Earlier, President of Latvia Edgars Rinkēvičs said his country prepares its armed forces for various provocations from Russia and hybrid warfare.

Latvia, as a member of NATO and the European Union, has security guarantees. At the same time, it also takes measures to enhance the country’s defense capabilities, the president emphasized in Davos, UkrInform has reported.

“On the one hand, we are members of NATO and the EU, and these are the best security guarantees. However, it is also necessary to implement tangible measures. Latvia’s defense industry should enhance its capabilities for two reasons – to support Ukraine and to acquire more equipment and technology, as the purchasing process takes longer than production.

We must introduce conscription, and we plan to do it in the long term. And, of course, Latvia will increase its defense spending – up to 3% of GDP by 2027,” said Rinkēvičs.

The Latvian president also stressed that the West needs to implement strategies in countering Russia’s military tactics to prepare for challenges linked with Russia’s expansion ambitions.

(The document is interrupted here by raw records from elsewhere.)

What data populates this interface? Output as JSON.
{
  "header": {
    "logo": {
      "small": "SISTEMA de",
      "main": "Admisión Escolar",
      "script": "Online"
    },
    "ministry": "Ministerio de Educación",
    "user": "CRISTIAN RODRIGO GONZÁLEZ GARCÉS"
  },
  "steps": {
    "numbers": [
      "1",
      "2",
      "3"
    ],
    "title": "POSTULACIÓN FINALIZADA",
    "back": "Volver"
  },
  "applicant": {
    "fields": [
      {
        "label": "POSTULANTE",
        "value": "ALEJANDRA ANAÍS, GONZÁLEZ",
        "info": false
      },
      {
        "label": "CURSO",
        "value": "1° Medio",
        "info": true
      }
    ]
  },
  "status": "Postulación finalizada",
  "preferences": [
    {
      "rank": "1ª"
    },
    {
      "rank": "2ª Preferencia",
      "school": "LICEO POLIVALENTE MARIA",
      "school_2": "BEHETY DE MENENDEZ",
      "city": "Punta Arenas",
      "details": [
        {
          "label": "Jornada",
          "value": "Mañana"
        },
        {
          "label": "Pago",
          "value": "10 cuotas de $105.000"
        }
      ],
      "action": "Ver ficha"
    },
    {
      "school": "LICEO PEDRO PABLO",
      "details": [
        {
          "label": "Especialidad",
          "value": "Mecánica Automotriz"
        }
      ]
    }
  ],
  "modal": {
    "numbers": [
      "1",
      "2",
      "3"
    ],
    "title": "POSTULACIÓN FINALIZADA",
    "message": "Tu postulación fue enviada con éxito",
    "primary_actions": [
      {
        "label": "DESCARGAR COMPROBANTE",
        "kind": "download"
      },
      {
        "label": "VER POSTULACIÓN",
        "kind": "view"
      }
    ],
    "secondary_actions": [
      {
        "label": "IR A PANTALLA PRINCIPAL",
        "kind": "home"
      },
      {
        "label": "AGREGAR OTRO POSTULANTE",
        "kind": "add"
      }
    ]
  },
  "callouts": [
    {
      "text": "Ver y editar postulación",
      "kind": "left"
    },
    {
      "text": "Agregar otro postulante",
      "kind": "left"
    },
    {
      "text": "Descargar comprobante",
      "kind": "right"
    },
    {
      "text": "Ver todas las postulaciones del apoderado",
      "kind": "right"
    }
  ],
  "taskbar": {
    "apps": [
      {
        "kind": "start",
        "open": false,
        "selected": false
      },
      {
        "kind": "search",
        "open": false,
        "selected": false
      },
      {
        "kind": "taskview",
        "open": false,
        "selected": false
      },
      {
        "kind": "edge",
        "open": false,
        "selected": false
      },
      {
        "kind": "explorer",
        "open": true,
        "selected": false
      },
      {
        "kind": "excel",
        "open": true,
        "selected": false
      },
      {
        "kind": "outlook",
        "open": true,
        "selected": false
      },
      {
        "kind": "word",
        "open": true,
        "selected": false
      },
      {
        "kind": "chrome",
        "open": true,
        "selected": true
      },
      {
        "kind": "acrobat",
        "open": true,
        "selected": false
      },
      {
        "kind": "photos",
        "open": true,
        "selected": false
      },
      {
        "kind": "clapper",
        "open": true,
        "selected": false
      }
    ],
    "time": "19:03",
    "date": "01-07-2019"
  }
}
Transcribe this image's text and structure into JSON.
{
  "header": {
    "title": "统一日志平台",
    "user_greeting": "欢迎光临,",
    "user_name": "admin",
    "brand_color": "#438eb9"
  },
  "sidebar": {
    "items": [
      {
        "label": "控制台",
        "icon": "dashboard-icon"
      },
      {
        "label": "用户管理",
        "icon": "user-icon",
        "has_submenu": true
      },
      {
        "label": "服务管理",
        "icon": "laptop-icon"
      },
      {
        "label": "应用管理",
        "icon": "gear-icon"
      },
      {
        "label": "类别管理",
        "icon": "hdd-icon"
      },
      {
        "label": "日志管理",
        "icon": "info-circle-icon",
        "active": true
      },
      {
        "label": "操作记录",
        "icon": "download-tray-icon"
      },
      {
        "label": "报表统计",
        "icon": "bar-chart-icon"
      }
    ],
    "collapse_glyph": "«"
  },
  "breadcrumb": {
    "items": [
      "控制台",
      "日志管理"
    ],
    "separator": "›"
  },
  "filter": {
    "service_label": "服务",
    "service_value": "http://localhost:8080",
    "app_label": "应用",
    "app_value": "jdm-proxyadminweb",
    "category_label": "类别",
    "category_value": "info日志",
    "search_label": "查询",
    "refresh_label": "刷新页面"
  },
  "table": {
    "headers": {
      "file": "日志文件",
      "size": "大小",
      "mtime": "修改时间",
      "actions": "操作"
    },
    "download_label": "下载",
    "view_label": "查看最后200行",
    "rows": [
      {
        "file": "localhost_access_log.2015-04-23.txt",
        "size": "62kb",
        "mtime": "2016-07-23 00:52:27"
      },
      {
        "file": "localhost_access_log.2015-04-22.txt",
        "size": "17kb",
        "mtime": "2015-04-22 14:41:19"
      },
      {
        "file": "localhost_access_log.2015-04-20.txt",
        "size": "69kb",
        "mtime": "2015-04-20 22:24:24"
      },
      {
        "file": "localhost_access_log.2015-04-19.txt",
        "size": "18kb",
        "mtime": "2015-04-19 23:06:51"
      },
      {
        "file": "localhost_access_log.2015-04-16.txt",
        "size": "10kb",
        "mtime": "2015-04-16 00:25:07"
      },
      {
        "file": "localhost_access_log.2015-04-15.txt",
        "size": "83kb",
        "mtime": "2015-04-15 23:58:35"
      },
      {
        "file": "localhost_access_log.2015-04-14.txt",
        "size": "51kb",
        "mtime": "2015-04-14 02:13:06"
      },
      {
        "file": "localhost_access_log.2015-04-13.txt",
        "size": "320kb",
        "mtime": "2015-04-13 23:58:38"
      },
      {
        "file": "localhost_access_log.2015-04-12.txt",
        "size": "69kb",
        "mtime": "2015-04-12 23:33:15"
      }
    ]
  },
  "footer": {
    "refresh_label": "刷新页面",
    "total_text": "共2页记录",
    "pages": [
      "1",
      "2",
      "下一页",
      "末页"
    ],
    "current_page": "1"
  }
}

“Unfortunately, we always find ourselves a step or two behind Putin – he figures out how to attack us, and we find ways to counter. But we must act proactively. I discuss this with my NATO colleagues, and sometimes, I have to convince them that we will face even more unpleasant things than we have already seen,” Rinkēvičs noted.

In January 2023, Latvia initiated the deportation process for 985 Russian citizens who failed to meet the country’s immigration requirements, according to Postimees.

It is noted that to reside in Latvia, Russian citizens are required to pass a language proficiency test or submit an application for another type of residence permit. Individuals who did not meet these criteria received a letter requesting them to leave the country within two weeks or to formalize their legal residence.